Rien que dans Matthieu témoigne de cette diversité de sens :
6,25: Ne vous inquiétez pas, pour votre "âme-vie" (psukhè), de ce que vous mangerez ou de ce que vous boirez, ni, pour votre corps (sôma), de ce dont vous serez vêtus. L'"âme-vie" n'est-elle pas plus que la nourriture, et le corps plus que le vêtement ?
Il y a un parallélisme évident entre "l'âme" et "le corps", mais il n'est pas d'opposition, Il n'est pas non plus de stricte équivalence (synonymique), dans la mesure où on peut y voir une sorte de gradation, l'"âme-vie" étant plus "essentielle" que le "corps" comme la nourriture est plus "vitale" que le vêtement.

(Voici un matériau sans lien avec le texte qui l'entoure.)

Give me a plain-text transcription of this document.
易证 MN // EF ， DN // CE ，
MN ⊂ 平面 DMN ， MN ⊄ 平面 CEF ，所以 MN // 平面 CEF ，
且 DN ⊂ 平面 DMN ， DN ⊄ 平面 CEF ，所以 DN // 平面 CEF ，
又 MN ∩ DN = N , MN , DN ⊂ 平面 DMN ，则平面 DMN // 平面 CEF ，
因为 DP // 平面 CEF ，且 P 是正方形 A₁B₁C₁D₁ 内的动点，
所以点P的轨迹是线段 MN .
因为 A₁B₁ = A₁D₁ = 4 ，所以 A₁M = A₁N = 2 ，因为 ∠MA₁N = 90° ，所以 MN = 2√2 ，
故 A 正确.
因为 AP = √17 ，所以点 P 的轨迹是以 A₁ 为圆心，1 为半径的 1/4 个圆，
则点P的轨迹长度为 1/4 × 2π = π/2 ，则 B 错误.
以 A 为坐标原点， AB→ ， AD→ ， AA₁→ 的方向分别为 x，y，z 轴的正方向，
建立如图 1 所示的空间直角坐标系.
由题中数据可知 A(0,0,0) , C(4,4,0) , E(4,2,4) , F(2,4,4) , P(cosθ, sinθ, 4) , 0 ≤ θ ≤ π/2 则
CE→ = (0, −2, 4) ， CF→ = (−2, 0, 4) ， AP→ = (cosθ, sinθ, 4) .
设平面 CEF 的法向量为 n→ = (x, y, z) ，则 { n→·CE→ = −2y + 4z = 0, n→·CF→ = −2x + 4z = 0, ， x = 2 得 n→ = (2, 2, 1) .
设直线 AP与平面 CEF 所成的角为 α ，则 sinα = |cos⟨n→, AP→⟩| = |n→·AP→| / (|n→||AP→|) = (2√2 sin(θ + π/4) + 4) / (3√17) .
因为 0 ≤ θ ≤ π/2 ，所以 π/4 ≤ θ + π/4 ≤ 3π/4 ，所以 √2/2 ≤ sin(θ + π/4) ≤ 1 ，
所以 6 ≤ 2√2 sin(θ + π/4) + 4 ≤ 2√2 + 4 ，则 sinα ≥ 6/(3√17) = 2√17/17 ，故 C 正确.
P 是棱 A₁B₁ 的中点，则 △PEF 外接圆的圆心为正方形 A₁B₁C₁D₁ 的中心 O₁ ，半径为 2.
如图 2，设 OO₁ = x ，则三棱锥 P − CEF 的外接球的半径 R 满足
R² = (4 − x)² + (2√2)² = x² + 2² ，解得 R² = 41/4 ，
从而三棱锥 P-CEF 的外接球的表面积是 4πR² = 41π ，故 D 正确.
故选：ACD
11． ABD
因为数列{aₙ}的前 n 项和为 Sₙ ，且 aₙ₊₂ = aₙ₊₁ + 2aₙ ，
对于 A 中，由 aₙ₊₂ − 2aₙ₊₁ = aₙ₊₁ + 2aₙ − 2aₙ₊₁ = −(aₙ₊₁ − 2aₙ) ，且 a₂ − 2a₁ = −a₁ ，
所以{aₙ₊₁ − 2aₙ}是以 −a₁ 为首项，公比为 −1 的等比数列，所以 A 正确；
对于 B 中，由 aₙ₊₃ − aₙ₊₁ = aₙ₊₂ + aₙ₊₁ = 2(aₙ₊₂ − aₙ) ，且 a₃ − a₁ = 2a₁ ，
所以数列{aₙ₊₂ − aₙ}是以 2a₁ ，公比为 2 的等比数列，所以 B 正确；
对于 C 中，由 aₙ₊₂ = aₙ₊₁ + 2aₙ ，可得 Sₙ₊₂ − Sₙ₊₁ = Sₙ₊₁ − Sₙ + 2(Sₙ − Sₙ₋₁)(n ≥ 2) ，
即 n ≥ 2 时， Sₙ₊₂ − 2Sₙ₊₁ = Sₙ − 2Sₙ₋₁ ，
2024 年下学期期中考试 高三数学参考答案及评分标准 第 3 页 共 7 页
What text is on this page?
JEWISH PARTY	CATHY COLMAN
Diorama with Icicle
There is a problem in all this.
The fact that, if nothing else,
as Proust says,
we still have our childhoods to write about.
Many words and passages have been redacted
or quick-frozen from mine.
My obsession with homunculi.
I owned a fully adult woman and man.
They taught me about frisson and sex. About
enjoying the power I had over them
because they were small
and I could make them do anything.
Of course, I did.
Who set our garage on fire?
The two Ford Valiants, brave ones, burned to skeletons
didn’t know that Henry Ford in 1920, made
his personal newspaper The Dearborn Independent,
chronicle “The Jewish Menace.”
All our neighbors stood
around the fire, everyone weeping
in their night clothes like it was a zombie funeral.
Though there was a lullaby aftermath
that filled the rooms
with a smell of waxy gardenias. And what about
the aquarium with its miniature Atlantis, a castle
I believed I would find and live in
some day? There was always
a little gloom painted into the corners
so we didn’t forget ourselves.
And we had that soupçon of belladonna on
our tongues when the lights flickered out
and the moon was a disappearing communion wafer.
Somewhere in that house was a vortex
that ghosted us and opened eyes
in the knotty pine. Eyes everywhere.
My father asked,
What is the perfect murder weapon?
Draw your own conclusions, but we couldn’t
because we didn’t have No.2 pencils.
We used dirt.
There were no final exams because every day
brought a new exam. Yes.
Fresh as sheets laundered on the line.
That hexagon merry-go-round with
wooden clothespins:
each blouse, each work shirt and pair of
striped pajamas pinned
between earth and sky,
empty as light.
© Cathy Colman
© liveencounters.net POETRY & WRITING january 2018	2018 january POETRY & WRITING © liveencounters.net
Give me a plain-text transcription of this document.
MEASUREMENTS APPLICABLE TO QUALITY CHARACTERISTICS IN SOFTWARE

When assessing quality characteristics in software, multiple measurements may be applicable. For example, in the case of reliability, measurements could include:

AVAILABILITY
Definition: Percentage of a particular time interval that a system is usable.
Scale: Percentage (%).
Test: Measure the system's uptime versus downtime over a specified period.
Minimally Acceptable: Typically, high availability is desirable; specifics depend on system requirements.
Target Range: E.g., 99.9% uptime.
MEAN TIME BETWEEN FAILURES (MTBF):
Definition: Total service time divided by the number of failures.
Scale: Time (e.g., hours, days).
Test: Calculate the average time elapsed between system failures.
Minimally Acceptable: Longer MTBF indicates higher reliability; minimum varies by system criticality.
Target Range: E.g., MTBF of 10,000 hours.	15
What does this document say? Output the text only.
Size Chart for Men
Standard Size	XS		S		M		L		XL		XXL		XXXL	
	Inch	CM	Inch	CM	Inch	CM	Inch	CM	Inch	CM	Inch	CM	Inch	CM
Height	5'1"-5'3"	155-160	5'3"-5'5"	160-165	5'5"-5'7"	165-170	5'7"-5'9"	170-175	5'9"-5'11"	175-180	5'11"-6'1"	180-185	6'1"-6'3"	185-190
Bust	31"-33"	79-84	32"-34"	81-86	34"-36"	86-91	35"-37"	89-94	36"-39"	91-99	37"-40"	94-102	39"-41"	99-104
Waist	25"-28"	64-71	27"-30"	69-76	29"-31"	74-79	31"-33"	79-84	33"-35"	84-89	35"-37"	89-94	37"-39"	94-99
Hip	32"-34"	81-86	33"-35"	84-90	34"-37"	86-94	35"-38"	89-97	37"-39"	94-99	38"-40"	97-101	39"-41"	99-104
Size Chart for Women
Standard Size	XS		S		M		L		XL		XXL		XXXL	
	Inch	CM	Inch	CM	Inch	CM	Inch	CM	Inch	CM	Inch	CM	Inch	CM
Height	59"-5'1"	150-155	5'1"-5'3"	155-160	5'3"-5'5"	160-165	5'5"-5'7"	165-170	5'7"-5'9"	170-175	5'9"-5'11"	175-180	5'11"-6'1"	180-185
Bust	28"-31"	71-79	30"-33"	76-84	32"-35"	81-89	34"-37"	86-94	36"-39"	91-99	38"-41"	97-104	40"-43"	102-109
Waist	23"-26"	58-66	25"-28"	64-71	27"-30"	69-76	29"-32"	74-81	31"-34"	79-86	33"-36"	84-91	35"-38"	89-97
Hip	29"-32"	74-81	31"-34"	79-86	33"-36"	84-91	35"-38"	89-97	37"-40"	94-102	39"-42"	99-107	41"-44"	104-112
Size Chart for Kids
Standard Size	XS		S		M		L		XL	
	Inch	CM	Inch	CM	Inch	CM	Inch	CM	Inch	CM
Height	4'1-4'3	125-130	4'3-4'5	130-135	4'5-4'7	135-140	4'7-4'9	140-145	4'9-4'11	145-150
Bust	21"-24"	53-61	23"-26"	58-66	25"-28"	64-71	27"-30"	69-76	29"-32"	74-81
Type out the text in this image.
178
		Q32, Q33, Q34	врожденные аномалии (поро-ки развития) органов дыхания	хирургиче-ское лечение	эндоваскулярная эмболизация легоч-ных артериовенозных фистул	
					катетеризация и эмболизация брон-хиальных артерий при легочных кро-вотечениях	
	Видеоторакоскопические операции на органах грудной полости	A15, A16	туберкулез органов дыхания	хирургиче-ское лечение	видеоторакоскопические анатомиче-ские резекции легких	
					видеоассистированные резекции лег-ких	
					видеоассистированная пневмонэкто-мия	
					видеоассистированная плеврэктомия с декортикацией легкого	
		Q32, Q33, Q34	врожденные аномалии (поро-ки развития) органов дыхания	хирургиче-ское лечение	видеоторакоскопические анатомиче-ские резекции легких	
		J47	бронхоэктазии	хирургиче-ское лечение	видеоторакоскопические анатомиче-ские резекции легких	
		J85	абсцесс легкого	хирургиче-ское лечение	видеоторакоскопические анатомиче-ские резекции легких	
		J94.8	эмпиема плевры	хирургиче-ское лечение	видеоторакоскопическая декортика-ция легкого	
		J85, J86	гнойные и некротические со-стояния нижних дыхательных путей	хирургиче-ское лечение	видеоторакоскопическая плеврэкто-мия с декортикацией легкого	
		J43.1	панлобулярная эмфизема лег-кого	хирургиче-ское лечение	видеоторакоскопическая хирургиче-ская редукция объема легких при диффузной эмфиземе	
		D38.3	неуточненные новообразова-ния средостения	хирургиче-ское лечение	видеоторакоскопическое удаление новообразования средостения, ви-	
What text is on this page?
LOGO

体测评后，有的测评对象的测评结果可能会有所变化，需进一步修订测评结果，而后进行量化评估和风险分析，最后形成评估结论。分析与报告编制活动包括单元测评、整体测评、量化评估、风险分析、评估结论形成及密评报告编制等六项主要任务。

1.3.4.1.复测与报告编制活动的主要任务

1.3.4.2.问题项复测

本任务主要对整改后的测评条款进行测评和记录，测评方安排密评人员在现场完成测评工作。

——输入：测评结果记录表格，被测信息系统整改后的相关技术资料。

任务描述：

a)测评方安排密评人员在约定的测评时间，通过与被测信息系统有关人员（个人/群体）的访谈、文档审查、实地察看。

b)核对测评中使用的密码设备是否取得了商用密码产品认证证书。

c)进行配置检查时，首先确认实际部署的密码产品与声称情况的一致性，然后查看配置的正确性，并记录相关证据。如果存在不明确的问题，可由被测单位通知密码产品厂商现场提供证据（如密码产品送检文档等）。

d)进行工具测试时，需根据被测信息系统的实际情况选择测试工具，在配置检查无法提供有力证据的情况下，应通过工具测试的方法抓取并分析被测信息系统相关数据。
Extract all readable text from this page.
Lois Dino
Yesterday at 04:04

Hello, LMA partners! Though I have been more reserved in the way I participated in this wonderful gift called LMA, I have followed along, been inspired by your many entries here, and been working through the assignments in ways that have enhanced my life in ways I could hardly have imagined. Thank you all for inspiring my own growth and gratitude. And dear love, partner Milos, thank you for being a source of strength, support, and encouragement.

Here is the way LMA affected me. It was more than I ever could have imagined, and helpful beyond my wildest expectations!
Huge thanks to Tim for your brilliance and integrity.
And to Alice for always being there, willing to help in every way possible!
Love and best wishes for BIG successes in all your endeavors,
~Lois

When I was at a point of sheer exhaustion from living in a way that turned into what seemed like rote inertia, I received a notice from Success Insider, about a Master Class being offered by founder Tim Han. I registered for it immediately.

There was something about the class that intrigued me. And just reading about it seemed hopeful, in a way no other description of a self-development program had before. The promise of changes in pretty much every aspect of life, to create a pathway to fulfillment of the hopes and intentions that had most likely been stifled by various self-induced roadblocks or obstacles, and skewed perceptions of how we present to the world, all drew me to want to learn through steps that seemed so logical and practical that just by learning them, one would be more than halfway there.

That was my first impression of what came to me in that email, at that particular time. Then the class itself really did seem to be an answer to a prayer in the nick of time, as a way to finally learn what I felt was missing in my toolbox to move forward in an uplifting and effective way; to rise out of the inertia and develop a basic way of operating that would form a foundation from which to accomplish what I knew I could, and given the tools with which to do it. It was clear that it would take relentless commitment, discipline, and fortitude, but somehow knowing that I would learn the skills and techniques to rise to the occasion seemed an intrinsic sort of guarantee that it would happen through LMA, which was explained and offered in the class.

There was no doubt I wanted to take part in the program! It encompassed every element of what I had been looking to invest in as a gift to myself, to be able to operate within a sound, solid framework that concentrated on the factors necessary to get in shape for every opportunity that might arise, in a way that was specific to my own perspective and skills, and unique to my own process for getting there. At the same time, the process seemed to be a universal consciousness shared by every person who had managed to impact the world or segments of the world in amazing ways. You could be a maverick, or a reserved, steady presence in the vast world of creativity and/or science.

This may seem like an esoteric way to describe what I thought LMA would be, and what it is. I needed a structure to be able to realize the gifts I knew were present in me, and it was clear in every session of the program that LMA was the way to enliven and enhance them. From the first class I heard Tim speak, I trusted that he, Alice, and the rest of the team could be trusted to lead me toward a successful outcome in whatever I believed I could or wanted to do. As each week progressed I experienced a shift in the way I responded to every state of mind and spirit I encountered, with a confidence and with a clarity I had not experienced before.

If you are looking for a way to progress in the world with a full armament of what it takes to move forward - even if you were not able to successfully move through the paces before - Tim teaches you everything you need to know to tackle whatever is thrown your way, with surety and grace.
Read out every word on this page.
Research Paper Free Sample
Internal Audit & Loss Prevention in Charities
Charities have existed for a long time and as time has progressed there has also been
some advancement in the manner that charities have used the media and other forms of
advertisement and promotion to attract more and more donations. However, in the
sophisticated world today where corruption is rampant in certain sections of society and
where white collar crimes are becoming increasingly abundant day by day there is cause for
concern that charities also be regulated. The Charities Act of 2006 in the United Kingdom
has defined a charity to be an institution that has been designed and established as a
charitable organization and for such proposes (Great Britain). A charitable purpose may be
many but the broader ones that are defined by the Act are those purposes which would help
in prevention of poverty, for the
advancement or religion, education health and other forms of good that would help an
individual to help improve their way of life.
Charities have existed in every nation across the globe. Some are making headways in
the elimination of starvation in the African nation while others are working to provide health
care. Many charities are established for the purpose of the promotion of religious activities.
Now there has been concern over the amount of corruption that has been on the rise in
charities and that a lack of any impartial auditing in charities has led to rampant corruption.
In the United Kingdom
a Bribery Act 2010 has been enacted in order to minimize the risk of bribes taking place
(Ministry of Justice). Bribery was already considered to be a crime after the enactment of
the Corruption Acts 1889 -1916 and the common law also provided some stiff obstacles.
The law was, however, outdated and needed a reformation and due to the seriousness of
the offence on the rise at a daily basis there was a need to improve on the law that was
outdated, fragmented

10,39: "Celui qui aura trouvé son "âme-vie" la perdra, et celui qui aura perdu son "âme-vie" à cause de moi la trouvera." La phrase présente un sens satisfaisant avec la "vie", mais elle aurait un sens plus riche ou plus complexe avec la psukhè: il pourrait y avoir d'autres façons de "perdre son âme" que de "perdre sa vie".
12,18: Voici mon serviteur, celui que j'ai choisi,
mon bien-aimé, celui en qui j'ai (litt. "mon âme a") pris plaisir.
Il est question de "l'âme" (de Dieu !)
22,37: "Tu aimeras le Seigneur, ton Dieu, de tout ton cœur, de toute ton âme et de toute ton intelligence". En quoi "l'âme" se distinguerait ou non du "cœur" ou de l'"intelligence" ?
26,38: Je suis, ou mon âme est, triste à mourir ?
Connotation affective difficile à traduire et qui oblige à conserver le mot "âme".